The creatures from the deep sounds like a haunting Halloween movie plot but it is the reality scientists discovered. Using custom-built cameras, researchers recently found four-inch-long, gigantic amoebas in the Mariana Trench — the deepest part of the ocean.
Plumping the ocean’s deepest area with a drop camera, the team from the Scripps Institute of Oceanography at UC San Diego spotted the xenophyophores in the cold, deep water a staggering 6.6 miles below the surface.
“They are fascinating giants that are highly adapted to extreme conditions but at the same time are very fragile and poorly studied,” said Lisa Levin, a deep-sea biologist and director of the Scripps Center for Marine Biodiversity and Conservation.

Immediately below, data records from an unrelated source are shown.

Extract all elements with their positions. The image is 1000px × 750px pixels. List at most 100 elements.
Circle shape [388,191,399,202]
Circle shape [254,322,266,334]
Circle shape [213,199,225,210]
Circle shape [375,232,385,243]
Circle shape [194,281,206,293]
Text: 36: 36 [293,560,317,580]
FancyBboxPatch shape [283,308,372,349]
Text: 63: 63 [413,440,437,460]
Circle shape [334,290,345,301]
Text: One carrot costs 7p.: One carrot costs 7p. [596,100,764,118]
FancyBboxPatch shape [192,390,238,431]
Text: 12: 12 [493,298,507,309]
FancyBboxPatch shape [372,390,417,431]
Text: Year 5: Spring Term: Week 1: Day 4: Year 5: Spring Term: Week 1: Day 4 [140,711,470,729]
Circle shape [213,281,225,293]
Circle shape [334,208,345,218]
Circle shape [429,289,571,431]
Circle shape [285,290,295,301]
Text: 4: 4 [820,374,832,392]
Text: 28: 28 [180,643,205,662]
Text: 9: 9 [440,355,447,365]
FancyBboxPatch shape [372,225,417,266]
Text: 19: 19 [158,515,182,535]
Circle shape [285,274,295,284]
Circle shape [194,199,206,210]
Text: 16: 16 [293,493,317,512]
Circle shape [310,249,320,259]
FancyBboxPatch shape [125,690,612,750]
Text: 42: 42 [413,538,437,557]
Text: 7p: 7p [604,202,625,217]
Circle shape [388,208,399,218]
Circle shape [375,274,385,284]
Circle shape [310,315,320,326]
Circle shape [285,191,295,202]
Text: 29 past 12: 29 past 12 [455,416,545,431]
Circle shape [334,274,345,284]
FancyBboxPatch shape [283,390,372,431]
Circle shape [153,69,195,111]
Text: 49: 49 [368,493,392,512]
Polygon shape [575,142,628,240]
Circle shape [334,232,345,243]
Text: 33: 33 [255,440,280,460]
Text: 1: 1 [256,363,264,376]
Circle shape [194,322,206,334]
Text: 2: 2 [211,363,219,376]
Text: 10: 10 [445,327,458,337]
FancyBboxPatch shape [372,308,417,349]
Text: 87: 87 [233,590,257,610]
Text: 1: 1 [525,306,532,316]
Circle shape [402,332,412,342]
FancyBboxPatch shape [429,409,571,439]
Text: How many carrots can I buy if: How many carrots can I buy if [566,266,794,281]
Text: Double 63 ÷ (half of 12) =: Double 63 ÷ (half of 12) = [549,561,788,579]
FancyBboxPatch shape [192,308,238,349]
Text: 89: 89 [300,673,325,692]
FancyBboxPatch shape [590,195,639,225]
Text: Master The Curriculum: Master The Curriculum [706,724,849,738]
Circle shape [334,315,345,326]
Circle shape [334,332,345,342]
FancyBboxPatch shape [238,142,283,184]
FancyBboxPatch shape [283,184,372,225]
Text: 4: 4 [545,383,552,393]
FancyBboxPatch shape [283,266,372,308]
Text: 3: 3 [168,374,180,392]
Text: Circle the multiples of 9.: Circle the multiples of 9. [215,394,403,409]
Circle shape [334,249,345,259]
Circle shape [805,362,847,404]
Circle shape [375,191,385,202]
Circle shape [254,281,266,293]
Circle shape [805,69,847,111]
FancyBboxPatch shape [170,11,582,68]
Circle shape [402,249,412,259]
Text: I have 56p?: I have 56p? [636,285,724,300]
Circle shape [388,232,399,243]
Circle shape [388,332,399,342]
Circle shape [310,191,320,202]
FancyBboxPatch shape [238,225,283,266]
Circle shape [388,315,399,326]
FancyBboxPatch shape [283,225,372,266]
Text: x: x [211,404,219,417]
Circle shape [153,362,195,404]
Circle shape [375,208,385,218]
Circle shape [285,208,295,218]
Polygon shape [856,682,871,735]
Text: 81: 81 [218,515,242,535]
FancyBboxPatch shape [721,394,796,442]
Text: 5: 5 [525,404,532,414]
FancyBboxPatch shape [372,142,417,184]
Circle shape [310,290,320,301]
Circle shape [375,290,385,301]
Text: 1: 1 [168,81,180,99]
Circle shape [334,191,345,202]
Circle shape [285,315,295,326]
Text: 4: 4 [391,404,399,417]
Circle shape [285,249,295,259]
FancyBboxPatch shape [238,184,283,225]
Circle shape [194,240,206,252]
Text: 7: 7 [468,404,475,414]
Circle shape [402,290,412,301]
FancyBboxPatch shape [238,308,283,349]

Known as some of the largest individual-celled organisms in existence, xenophyophores can grow up to four inches. Research has shown through trapping particles from water, they can concentrate high levels of lead, uranium and mercury and are therefore likely highly resistant to large doses of heavy metals. They are also well suited for living in the dark water, low temperatures and high pressure of the deepest parts of the sea.
To reach the bottom of the ocean trench, special equipment was developed. Levin worked with Eric Berkenpas and Graham Wilhelm — Remote Imaging engineers from the National Geographic Society — to build and launch “dropcams.”
Using HD cameras and a thick-walled glass sphere, the team was able to build a camera that could be lowered to the bottom of the sea and capture images under the high pressure under the entire weight of the ocean. At the depth of 6.6 miles the water above can cause more than eight tons per square inch of pressure.
Life is surprisingly abundant at these extreme depths, despite the cold and pressure. According to Dhugal Lindsay of the Japan Agency for Marine-Earth Science and Technology, the Dropcam movie also depicts the deepest jellyfish observed to date.